Weekly dilemma: Introducing new policies and procedures

It’s a new year, and I want to introduce some new policies and procedures for my staff. Can I just put these into force, or are there issues that I should be aware of?

If you do not intend the policies to be in the staff contracts (and thereby contractually binding) then, from a strict legal perspective, you can just put the procedures into force.

However, it may be appropriate to make some policies contractual, for example those relating to remuneration, expenses, working hours or post-termination restrictions. To implement such policies on a contractual basis, you should have evidence of each employee agreeing to them. Ideally, this agreement will be a signed document or email confirmation. An alternative approach is to explain in writing to each employee that the policies are contractual and will be deemed to have been accepted by the employee unless he or she notifies you to the contrary by a specified date.

Depending on their terms, there may be some difficulty enforcing new policies introduced after an employment contract was first entered in to. This is because, depending on the nature of the terms, employees may seek to argue that the contractual change was not supported by “consideration”, which is one of the elements that has to be present for a contract to be legally binding. To guard against this, you should try to explain the introduction of the policies as being in exchange for something of value to the employees, for example their next pay review.

Although not actually a legal requirement, and irrespective of whether the policies are to be contractual, a period of consultation before the new policies come in to force will almost always be sensible. This could take place with any trade union that you recognise, or an employee representative body if you have one.
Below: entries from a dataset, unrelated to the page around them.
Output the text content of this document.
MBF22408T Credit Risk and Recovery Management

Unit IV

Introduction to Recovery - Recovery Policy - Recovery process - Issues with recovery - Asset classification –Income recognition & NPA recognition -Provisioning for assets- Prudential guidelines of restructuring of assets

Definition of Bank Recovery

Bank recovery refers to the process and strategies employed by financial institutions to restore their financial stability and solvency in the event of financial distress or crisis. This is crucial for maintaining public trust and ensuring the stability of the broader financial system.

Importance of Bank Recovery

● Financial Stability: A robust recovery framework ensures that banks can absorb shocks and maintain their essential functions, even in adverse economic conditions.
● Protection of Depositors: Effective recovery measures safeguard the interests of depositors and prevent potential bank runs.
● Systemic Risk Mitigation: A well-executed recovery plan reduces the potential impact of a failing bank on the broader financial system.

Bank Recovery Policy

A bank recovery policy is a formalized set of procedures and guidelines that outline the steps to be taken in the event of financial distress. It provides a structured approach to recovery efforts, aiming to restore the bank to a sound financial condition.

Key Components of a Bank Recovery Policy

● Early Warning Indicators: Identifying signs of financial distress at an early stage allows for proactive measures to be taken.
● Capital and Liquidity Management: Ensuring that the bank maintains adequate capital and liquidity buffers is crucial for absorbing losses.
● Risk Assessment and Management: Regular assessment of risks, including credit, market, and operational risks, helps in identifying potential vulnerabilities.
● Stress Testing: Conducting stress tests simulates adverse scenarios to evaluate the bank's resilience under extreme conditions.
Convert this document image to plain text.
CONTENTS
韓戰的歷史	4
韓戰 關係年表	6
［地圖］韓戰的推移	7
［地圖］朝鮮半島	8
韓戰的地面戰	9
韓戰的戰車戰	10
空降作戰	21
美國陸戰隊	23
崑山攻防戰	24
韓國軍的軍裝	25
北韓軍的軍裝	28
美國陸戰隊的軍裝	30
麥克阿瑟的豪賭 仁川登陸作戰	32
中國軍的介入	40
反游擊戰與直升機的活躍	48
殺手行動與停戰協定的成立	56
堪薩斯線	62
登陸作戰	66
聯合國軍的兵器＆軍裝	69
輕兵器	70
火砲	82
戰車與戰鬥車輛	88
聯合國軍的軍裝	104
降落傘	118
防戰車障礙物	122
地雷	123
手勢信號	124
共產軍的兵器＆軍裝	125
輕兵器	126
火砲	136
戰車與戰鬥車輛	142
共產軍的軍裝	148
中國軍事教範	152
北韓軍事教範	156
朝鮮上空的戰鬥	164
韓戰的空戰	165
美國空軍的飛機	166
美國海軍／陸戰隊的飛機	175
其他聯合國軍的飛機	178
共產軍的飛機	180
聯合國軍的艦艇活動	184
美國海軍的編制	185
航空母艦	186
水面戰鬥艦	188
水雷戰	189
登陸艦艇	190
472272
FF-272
Alternatively, consultation could take place with, or at least be offered to, employees on an individual basis. In practice, you can achieve this by sending all employees the policies in draft form with an explanation of when they are intended to come into force and the reasons for them, and then hold meetings as required with employees to discuss any queries or concerns. You should be prepared to take on board the feedback you receive from employees before you implement the policies, and even be prepared to amend them if appropriate.

There are a number of advantages to consulting employees before implementing the policies. If you recognise a trade union then failing to consult may be a breach of a collective agreement. Your employees are more likely to readily accept the policy if they have been consulted on it, particularly if it has a significant impact on the way they work or their benefits, and the consultation process may even result in changes which improve how the polices operate when they do come in force.